Aleggia su questa storia una leggerezza sognante, quella di chi spera e crede in un mondo più bello, più giusto, più dignitoso per tutti. Una Fattoria degli animali meno politica e più sociale, un romanzo di formazione intriso di inganni, pericoli, fraintendimenti. Un maiale che si crede un cane. Perché i cani sono casta eletta, mentre i maiali entrano in casa solo con contorno di patate.
C'è un disegno piramidale dei ruoli che non a caso vede al suo vertice Rex, e in parallelo il capofamiglia Hoggett per gli umani. Ma è un disegno destinato a sfrangiarsi, il fucile di Hoggett si abbassa, senza un motivo preciso, per una scintilla di empatia. Babe parla di un mondo dove chi sta in cima prova compassione per chi sta in fondo. Non si può non volergli bene.
E in più, lo stile è vivace e frizzante. Grazie all'ironica suddivisione in capitoli, alla confidenziale voce narrante, all'asciuttezza del montaggio. I temi vengono snocciolati con agilità, senza appesantirli. Il quadretto bucolico è perfettamente reso: le luci calde, i pochi oggetti iconici, i personaggi umani quasi caricaturali, l'uso di animali veri (48 maialini) con giusto qualche effetto speciale per rendere i movimenti della bocca.
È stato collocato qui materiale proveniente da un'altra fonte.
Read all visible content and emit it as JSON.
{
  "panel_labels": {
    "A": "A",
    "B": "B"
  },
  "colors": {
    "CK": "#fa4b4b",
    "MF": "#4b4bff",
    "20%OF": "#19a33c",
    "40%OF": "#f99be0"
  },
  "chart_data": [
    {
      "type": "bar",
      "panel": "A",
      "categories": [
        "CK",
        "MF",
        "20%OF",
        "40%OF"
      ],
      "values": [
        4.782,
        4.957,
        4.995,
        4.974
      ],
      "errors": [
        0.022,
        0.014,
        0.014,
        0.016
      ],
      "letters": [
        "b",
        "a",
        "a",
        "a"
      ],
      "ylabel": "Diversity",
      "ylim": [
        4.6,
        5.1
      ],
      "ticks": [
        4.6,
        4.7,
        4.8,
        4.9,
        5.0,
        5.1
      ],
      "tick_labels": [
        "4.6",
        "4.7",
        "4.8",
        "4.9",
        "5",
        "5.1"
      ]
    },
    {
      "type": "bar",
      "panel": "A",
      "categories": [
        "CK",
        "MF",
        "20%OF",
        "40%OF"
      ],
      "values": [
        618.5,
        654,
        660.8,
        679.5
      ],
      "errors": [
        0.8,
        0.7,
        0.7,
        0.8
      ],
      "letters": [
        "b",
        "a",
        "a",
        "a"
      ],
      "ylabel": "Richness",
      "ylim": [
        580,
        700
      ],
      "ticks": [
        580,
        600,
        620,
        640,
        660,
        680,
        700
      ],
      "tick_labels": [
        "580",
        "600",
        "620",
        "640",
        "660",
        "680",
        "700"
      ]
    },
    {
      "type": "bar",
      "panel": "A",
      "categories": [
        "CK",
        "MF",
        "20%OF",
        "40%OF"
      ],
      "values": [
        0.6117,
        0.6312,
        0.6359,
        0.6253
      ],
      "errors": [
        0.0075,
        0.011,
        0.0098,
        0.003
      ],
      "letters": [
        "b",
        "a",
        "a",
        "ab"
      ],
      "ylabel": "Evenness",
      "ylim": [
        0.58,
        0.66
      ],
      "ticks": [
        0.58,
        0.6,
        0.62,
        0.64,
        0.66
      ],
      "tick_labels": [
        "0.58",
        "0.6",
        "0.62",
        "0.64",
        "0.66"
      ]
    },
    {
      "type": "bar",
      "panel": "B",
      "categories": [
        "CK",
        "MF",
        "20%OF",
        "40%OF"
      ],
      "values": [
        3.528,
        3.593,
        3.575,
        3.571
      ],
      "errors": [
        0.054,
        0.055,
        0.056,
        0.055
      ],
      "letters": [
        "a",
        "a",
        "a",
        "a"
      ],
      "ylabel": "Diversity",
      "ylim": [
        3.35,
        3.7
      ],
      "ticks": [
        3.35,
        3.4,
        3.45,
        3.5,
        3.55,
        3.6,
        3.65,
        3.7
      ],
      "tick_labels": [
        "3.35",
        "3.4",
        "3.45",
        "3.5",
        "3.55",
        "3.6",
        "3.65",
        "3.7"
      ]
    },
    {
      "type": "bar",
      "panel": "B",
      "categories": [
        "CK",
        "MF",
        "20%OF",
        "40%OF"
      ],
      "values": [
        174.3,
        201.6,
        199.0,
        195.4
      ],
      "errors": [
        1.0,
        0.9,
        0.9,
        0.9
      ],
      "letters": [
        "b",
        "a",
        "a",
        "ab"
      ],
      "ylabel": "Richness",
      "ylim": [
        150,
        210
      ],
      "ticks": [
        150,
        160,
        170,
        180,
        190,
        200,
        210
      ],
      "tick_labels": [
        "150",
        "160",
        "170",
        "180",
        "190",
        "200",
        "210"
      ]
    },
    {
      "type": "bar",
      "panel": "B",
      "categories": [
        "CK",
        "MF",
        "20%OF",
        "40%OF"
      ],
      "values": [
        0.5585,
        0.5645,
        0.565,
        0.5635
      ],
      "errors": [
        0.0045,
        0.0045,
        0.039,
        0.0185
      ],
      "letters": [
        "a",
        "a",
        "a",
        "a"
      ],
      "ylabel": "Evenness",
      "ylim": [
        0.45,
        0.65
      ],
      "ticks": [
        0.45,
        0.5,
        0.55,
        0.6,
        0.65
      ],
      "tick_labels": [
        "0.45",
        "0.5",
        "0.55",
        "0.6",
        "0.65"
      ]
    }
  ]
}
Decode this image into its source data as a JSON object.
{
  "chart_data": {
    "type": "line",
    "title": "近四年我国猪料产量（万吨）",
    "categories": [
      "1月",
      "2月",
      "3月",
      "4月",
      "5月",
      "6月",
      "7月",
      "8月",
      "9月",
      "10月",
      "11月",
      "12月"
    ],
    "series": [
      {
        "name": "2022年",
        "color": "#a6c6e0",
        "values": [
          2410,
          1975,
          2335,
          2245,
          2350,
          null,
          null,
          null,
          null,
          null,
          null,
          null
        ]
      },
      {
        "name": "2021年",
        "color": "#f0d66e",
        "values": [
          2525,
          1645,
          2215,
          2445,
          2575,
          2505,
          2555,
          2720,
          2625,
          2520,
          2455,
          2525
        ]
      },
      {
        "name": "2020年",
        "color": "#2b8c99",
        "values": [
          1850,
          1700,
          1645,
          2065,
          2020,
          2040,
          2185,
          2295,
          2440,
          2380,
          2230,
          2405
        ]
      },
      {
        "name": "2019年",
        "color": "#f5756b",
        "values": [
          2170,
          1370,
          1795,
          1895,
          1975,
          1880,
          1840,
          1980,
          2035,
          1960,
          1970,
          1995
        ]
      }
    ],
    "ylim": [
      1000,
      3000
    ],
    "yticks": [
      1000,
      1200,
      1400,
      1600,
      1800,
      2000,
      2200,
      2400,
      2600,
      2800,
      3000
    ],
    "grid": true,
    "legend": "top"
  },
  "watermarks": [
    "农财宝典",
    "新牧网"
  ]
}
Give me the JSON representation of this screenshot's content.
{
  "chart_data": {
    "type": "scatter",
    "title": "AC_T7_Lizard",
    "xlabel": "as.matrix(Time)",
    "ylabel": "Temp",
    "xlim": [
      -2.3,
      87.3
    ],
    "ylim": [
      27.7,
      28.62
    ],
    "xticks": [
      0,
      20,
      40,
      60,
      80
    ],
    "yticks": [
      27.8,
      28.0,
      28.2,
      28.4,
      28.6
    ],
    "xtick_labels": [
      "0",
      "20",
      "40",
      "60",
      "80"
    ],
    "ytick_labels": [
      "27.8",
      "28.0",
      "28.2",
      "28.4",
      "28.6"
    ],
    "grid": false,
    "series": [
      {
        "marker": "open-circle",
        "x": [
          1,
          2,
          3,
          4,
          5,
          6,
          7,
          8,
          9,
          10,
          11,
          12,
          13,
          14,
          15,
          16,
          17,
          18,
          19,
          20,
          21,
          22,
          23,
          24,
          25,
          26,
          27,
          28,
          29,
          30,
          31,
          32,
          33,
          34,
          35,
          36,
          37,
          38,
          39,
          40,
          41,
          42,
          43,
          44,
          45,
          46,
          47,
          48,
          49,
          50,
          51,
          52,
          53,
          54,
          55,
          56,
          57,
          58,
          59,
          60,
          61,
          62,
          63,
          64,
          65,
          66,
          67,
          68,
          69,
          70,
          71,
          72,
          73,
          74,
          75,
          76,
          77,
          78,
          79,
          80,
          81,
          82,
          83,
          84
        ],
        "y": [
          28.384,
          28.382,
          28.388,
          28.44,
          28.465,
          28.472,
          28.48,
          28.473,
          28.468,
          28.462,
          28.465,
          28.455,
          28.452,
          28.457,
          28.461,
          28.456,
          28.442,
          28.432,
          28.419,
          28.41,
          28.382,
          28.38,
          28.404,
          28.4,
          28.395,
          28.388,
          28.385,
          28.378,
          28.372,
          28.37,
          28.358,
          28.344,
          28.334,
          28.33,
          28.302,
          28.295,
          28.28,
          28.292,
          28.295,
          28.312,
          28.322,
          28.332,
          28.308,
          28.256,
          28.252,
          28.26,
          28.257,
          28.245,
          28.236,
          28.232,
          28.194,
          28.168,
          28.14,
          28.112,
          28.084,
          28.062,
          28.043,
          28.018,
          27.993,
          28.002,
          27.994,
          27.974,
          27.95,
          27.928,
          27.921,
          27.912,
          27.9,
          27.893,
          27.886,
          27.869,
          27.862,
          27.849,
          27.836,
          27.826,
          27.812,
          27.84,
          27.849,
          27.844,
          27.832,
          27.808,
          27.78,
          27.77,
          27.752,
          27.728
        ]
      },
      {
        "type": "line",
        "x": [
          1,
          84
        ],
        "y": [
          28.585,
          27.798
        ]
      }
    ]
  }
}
Ma qui la magia è nelle cose naturali, nel guardare ciò che è normale (solo perché lo riteniamo tale) e scoprirlo speciale, complesso, anche sofferto.
Di più, fare propria quell'eco di sofferenza e cercare di placarla. Non del tutto, perché la lama che non sgozza Babe si posa su qualcun altro, ma almeno un poco. Non perché si possa estirpare, quella sofferenza, ma perché risparmiarne anche una sola goccia fa sorgere un sole più dolce.